With a toe in the door, Mr Smith was issued with a folding stool and a "big orange ID badge" on a "bright orange lanyard" – status markers to remind an intern that he or she was mere "plebe, a newbie, a punk-kid". "It was innately demeaning," he says, recounting how interns had to carry around the stools "at all times because there were no extra chairs at the trading desks".

The internship itself was demanding. "You came to work at 5:45 or 6:00 or 6:30 in the morning," Mr Smith recalls. Goldman interns were put through two "Open Meetings" a week, where "a partner would stand at the front of the room with a list of names and call on people at will with questions on the firm's storied culture, its history, on the stock market".

"Depending on the personal style of the people in charge, the meetings could be brutal. They were always intense," Mr Smith says, recalling how, on one occasion, an intern was rebuked by a VP for not knowing enough about Goldman's stance on Microsoft shares. "What is our price target? What are the catalysts coming up? How has the stock been trading? Come on," said VP barks, according to the account. The hapless intern "starts to tear up and runs out of the room".

Smith also recalls the treatment handed out to an intern after a managing director ordered a cheddar cheese sandwich and was presented with a cheddar cheese salad.

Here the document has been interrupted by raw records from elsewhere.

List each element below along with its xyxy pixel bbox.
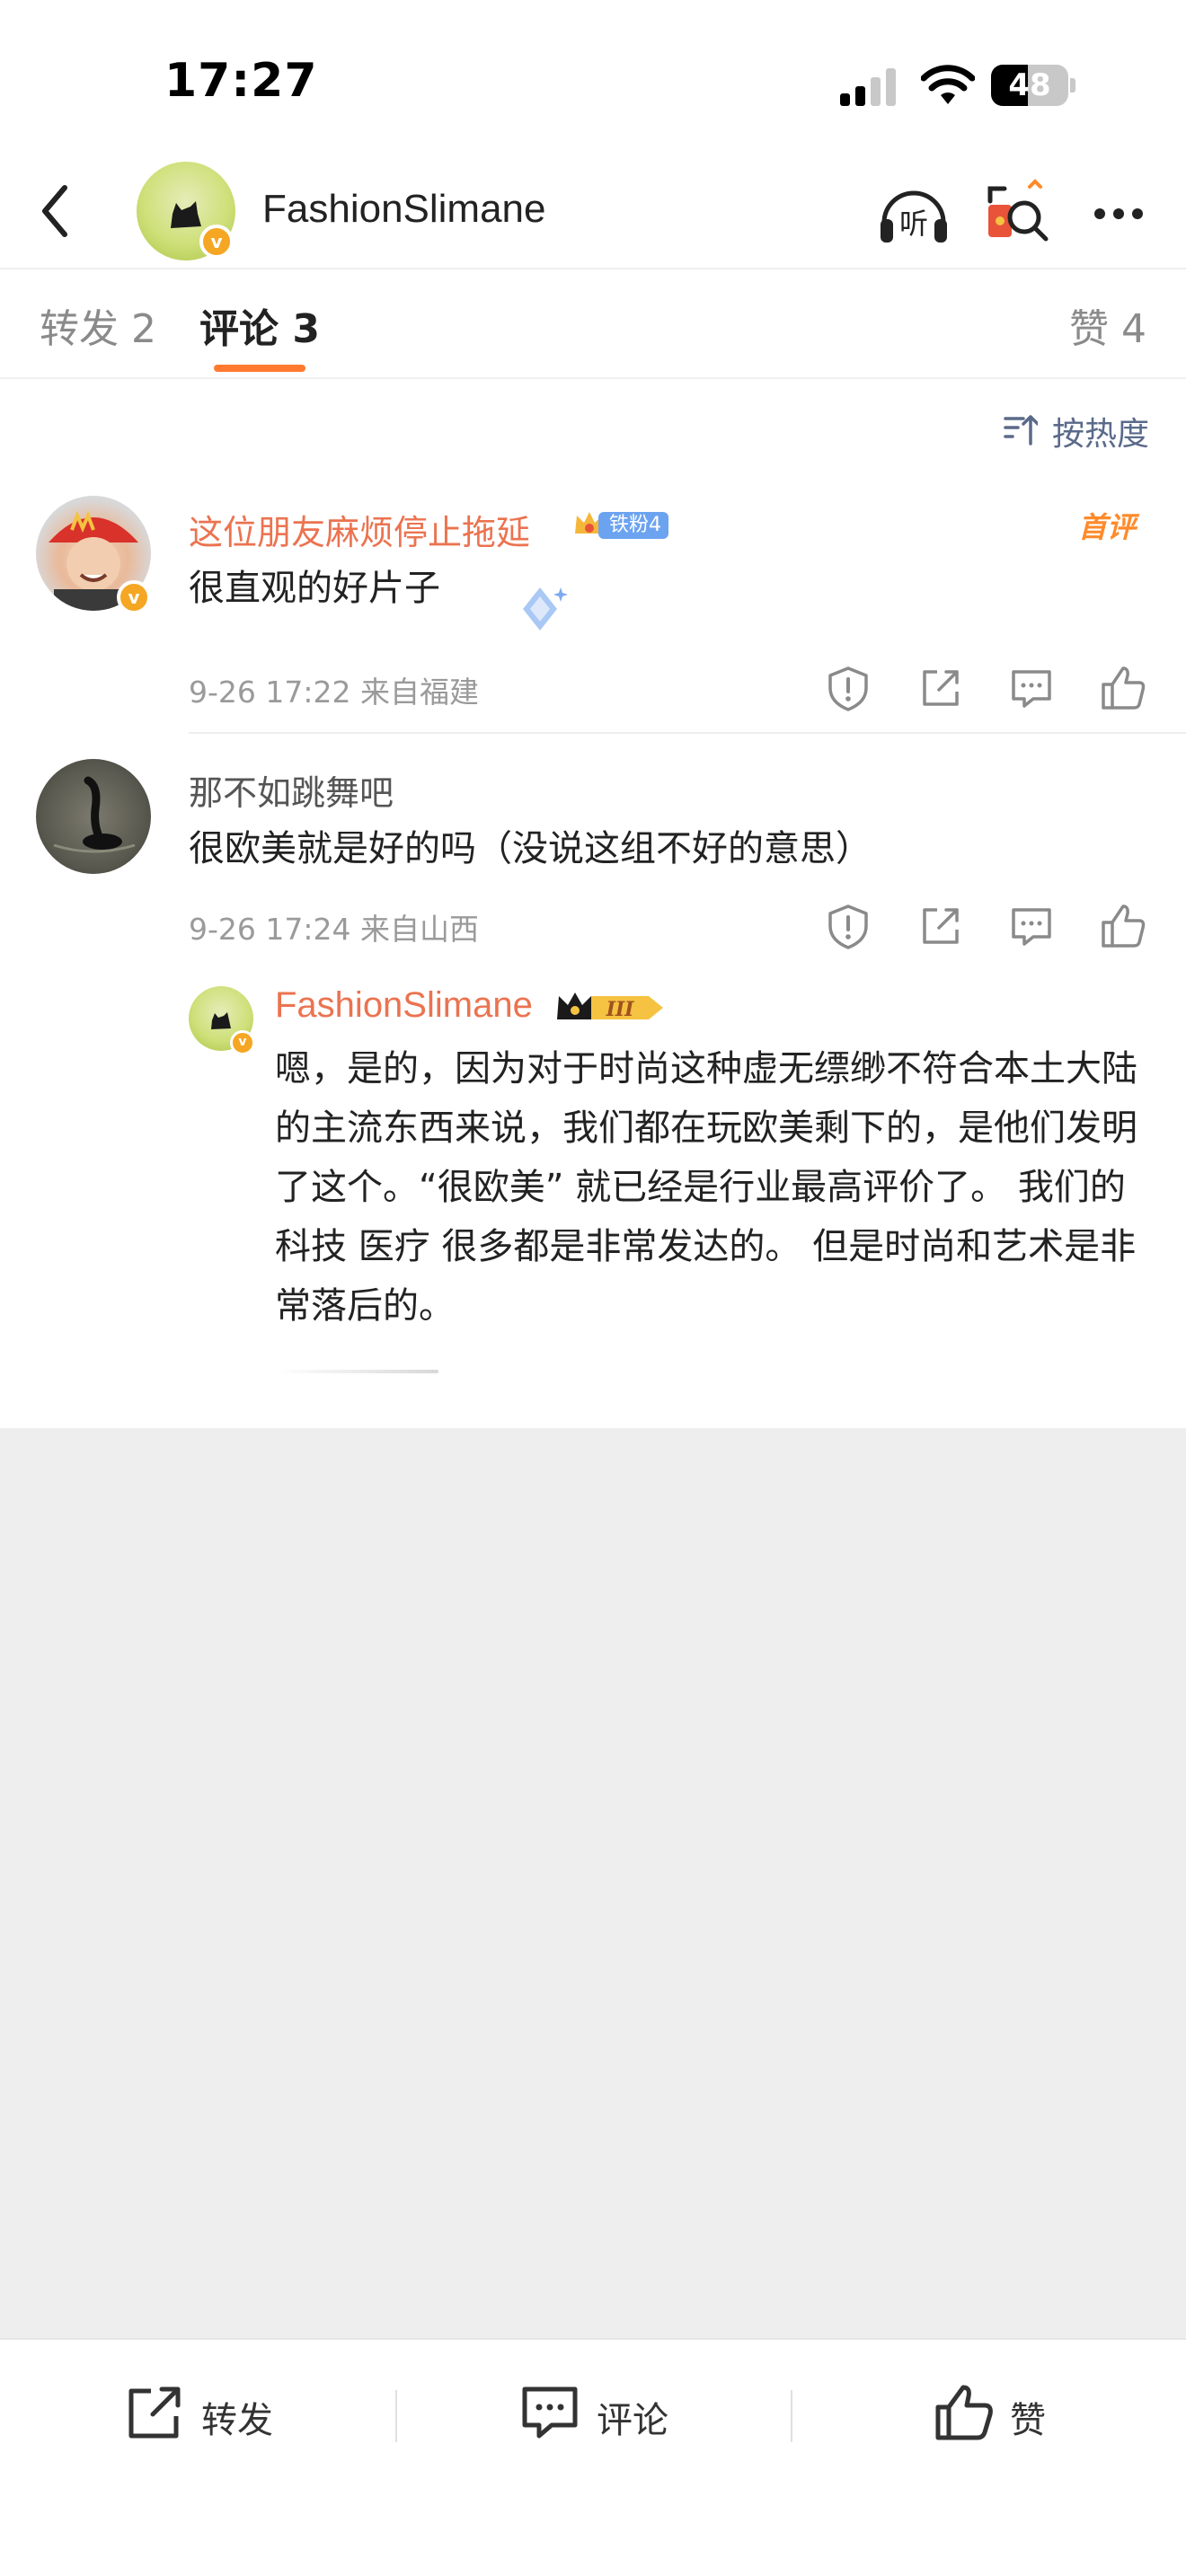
fan-badge: 铁粉4 [571, 507, 670, 539]
diamond-sticker-icon [523, 587, 568, 631]
repost-icon [128, 2386, 181, 2439]
bottom-bar-separator [395, 2390, 397, 2442]
tab-repost[interactable]: 转发 2 [40, 296, 156, 354]
tab-likes[interactable]: 赞 4 [1069, 296, 1146, 354]
like-icon[interactable] [1098, 901, 1148, 951]
comment-username[interactable]: 那不如跳舞吧 [189, 765, 394, 815]
empty-area [0, 1428, 1186, 2338]
report-icon[interactable] [823, 663, 873, 713]
repost-label: 转发 [201, 2400, 273, 2441]
tab-bar: 转发 2 评论 3 赞 4 [0, 271, 1186, 379]
battery-level: 48 [1008, 67, 1051, 103]
comment-icon [522, 2386, 578, 2439]
repost-button[interactable]: 转发 [122, 2380, 302, 2452]
header: v FashionSlimane 听 [0, 153, 1186, 269]
active-tab-indicator [214, 365, 305, 372]
comment-label: 评论 [597, 2400, 668, 2441]
commenter-avatar-image [53, 776, 136, 853]
back-arrow-icon[interactable] [25, 175, 88, 247]
headphones-icon[interactable]: 听 [873, 172, 954, 253]
like-button[interactable]: 赞 [931, 2380, 1075, 2452]
commenter-avatar[interactable] [36, 759, 151, 874]
comment-icon[interactable] [1006, 663, 1057, 713]
like-icon [935, 2385, 993, 2440]
comment-divider [189, 732, 1186, 734]
comment-button[interactable]: 评论 [518, 2380, 697, 2452]
header-username[interactable]: FashionSlimane [262, 187, 546, 232]
comment-meta: 9-26 17:22 来自福建 [189, 675, 479, 710]
wifi-icon [921, 65, 975, 104]
verified-badge: v [230, 1030, 255, 1055]
bottom-bar-separator [791, 2390, 792, 2442]
reply-loading-bar [275, 1370, 438, 1373]
report-icon[interactable] [823, 901, 873, 951]
member-level-badge: III [557, 992, 663, 1021]
comment-text: 很欧美就是好的吗（没说这组不好的意思） [189, 828, 872, 869]
status-bar: 17:27 48 [0, 0, 1186, 153]
status-time: 17:27 [164, 54, 318, 108]
red-packet-search-icon[interactable] [978, 172, 1058, 253]
comment-username[interactable]: 这位朋友麻烦停止拖延 [189, 505, 530, 554]
more-icon[interactable] [1078, 172, 1159, 253]
tab-comments[interactable]: 评论 3 [199, 296, 320, 354]
fan-badge-label: 铁粉4 [598, 512, 668, 539]
share-icon[interactable] [916, 663, 966, 713]
share-icon[interactable] [916, 901, 966, 951]
reply-text: 嗯，是的，因为对于时尚这种虚无缥缈不符合本土大陆的主流东西来说，我们都在玩欧美剩… [275, 1048, 1137, 1327]
listen-label: 听 [899, 207, 928, 241]
comment-text: 很直观的好片子 [189, 568, 440, 609]
reply-block: v FashionSlimane III 嗯，是的，因为对于时尚这种虚无缥缈不符… [189, 975, 1186, 1428]
like-icon[interactable] [1098, 663, 1148, 713]
reply-username[interactable]: FashionSlimane [275, 985, 533, 1026]
sort-label: 按热度 [1052, 416, 1150, 453]
signal-icon [840, 68, 896, 106]
battery-indicator: 48 [991, 65, 1075, 106]
verified-badge: v [117, 580, 151, 614]
first-comment-tag: 首评 [1078, 510, 1137, 544]
bottom-action-bar: 转发 评论 赞 [0, 2338, 1186, 2576]
sort-icon [1004, 415, 1038, 446]
comment-icon[interactable] [1006, 901, 1057, 951]
member-level-label: III [606, 998, 635, 1021]
verified-badge: v [199, 225, 234, 259]
comment-meta: 9-26 17:24 来自山西 [189, 912, 479, 947]
like-label: 赞 [1010, 2400, 1046, 2441]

The boss "opened the container, looked at the salad, looked up at the kid, closed the container and threw it in the trash". "It was a bit harsh, but it was also a teaching moment," Mr Smith writes.

The anecdotes chime with the caricature of Wall Street as a laddish jungle where ritual hazing is just part of doing business. But at this early stage there is none of the greed that Mr Smith spoke of in his op-ed – he claimed, for instance, that people in the firm "callously talk about ripping their clients off". Instead, the gruelling intern routine is presented as a way of training new initiates to be "truthful, resourceful, collaborative".

Tantalisingly, though, Chapter 5 is titled "Welcome to the Casino".